El empresario colombiano Miguel Trujillo no dio nombres el martes en la audiencia ante un juez de Nueva York en la que se declaró culpable, pero sí muchos detalles de su participación en las maniobras para pagar sobornos y acordar de manera ilegal los derechos de comercialización de torneos, partidos clasificatorios para mundiales y amistosos.

De 65 años y vinculado con las compañías de marketing deportivo Media World y Traffic USA, Trujillo fue un "consultor de fútbol y agente de partidos con licencia de la FIFA" que entre 2008 y 2015 trabajó con otros dos procesados que ya se habían declarado culpables en el caso, los empresarios brasileño Fabio Tordin y español-estadounidense Roger Huguet.

En su declaración en la audiencia en los tribunales de Brooklyn, a la que la AFP tuvo acceso, Trujillo se refirió, por ejemplo, al pago de sobornos a responsables de tres federaciones de la Unión Centroamericana de Fútbol (UNCAF) para conseguir contratos de comercialización de partidos clasificatorios para los Mundiales de Brasil-2014, Rusia-2018 y Catar-2022.

"Acordé que Media World pagaría, y ayudé a Media World a pagar, cientos de miles de dólares en sobornos a altos responsables de esas federaciones", que a cambio de eso cedieron los derechos a Traffic USA, una de las dos compañías que ya se ha declarado culpable en la megacausa, explicó.

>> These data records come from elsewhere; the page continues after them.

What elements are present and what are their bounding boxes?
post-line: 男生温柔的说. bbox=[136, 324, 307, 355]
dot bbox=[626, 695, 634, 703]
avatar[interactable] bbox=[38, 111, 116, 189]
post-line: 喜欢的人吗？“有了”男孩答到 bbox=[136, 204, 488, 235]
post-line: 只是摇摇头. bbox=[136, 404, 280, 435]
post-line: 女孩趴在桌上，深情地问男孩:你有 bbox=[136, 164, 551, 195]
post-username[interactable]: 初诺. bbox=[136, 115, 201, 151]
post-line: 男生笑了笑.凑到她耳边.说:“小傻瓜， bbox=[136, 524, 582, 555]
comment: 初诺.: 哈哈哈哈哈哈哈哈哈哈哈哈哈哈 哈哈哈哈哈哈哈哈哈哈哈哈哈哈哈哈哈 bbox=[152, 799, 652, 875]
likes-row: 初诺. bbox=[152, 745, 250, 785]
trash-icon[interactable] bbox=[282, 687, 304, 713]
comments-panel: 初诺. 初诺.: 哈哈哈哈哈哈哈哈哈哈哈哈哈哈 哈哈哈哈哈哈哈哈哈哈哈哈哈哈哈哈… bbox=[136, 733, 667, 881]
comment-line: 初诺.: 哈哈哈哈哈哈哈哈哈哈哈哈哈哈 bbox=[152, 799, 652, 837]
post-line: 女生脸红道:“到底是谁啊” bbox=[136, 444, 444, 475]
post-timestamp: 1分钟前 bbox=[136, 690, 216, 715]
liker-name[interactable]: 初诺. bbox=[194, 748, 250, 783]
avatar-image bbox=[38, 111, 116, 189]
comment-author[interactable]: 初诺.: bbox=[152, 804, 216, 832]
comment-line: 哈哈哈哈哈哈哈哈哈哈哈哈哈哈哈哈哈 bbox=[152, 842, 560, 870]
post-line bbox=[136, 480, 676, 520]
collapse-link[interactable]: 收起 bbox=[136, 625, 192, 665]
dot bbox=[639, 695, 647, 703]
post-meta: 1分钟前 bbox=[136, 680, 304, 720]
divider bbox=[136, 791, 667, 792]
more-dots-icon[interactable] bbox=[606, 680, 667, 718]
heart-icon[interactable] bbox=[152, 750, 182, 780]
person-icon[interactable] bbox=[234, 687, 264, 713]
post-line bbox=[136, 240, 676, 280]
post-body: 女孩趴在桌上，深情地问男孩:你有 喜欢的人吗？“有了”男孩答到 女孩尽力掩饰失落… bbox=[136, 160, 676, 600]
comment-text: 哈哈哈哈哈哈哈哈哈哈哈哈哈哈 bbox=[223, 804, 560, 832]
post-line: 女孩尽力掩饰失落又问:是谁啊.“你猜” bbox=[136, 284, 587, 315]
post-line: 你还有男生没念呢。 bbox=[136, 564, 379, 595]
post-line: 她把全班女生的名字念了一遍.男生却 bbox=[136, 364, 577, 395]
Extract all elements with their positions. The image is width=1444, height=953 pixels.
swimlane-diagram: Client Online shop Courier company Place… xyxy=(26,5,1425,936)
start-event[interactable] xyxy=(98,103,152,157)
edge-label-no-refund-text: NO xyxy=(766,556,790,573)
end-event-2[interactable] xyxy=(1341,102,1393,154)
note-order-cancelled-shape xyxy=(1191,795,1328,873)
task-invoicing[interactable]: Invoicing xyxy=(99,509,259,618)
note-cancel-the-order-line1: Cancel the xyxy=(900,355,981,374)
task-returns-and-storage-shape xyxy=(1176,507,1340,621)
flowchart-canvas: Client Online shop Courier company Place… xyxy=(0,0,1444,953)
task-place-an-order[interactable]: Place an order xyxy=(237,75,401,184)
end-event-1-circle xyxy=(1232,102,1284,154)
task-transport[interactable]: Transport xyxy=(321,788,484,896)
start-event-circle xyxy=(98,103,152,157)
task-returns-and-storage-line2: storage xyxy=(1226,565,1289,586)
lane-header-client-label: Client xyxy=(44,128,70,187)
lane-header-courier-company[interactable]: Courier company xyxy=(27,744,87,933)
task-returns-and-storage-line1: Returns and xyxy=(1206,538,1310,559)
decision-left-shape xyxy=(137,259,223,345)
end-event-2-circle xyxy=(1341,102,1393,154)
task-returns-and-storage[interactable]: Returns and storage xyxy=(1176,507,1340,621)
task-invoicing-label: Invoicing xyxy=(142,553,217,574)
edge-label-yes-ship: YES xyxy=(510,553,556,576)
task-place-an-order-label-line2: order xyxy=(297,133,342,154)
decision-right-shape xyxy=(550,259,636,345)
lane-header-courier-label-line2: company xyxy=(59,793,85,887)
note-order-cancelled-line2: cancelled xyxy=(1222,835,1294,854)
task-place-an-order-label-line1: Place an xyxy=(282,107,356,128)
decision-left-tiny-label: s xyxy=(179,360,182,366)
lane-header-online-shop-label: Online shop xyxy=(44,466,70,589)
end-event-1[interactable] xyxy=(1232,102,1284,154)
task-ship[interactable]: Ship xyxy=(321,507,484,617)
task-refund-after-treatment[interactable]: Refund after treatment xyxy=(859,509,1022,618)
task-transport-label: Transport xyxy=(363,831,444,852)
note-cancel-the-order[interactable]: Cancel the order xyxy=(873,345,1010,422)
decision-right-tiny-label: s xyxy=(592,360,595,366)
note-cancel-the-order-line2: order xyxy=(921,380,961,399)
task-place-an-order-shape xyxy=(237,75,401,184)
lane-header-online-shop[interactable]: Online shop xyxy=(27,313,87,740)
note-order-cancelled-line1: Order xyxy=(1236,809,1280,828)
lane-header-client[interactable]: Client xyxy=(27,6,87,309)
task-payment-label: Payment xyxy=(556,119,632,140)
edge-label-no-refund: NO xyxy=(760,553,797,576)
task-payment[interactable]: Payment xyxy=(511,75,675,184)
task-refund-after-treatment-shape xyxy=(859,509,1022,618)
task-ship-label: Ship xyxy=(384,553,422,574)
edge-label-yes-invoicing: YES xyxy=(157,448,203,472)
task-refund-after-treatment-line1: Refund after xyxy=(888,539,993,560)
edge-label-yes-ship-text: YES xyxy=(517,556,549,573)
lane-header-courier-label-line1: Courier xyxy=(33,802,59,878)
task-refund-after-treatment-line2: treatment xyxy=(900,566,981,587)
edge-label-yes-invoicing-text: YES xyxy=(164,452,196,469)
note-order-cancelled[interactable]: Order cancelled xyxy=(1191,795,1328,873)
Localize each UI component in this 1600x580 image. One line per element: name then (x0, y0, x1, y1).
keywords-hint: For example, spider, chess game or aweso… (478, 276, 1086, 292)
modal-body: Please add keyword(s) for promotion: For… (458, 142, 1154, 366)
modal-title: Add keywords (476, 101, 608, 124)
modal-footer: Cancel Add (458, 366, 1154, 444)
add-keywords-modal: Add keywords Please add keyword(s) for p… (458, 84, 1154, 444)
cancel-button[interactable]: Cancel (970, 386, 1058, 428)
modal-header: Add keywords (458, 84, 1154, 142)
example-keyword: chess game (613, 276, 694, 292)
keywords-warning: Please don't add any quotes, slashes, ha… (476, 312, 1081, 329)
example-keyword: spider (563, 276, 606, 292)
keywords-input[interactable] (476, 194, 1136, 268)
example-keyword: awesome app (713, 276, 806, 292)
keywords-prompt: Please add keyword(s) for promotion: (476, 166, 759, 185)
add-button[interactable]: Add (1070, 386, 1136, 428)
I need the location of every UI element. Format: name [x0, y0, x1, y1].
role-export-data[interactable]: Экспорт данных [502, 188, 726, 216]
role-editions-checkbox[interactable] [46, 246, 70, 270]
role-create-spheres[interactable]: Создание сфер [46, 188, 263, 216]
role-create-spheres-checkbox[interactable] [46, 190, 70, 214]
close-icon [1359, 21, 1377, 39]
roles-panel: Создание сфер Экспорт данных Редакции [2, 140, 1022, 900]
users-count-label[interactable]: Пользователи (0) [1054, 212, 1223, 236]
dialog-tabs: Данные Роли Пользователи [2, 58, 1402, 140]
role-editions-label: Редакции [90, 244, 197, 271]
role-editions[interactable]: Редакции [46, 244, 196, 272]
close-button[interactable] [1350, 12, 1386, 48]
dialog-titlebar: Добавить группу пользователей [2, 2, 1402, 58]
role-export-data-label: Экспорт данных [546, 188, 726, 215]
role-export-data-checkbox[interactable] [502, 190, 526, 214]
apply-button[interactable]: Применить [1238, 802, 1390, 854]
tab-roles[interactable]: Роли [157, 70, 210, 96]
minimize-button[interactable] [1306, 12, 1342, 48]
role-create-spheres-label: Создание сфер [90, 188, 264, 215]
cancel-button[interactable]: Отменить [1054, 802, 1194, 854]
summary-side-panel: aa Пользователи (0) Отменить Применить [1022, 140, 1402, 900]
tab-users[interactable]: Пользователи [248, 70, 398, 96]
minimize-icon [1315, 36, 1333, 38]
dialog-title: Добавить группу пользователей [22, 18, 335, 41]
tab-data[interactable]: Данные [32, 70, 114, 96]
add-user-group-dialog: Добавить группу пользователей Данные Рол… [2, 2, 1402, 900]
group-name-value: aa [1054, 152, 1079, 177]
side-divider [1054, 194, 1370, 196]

Trujillo, que describe la ruta de ese dinero a través de cuentas en Panamá y Miami, también pagó "decenas de miles de dólares en sobornos a altos dirigentes de varias federaciones de fútbol, incluyendo responsables de dos asociaciones de la UNCAF".

Entre los 40 individuos procesados en el caso FIFA, que estalló en mayo pasado y tuvo una segunda oleada de acusaciones en diciembre, hay muchos exdirigentes del fútbol centroamericano, como el costarricense Eduardo Li, los hondureños Rafael Callejas y Alfredo Hawit y el guatemalteco Brayan Jiménez.

Todos estos acusados se encuentran bajo arresto domiciliario en Estados Unidos tras haber pagado millonarias fianzas.

Miguel Trujillo se declaró culpable de cuatro cargos, entre ellos conspiración de lavado de dinero, y fue colocado bajo arresto domiciliario con una fianza de 1,5 millones de dólares.

En su confesión, el colombiano explicó además como entre 2011 y 2015 fue nexo entre dos compañías de marketing deportivo de Argentina y la Confederación Norte y Centroamérica y del Caribe de Fútbol (Concacaf) para sobornar a dirigentes de esa organización y obtener así los derechos de torneos como la Copa de Oro.

Una vez más, Trujillo no dio nombres en público, pero relató viajes a Buenos Aires y Uruguay y reuniones entre responsables de esas empresas y tres dirigentes de Concacaf en las que acordó el pago de "cientos de miles de dólares" en sobornos.

"Los argentinos pagaron estos sobornos a los dirigentes transfiriendo fondos desde una cuenta bancaria que controlaban en Suiza a una cuenta bancaria en Panamá de una compañía que controlaba yo", dijo.

Tres empresarios argentinos (Alejandro Burzaco y los hermanos Hugo y Mariano Jinkins) al frente de dos compañías (Torneos y Competencias y Full Company) forman parte de los procesados en el caso FIFA.

Mientras Burzaco fue extraditado y se declaró culpable en noviembre pasado, aceptando que se le incauten 21 millones de dólares, los Jinkins se encuentran bajo arresto domiciliario en su país.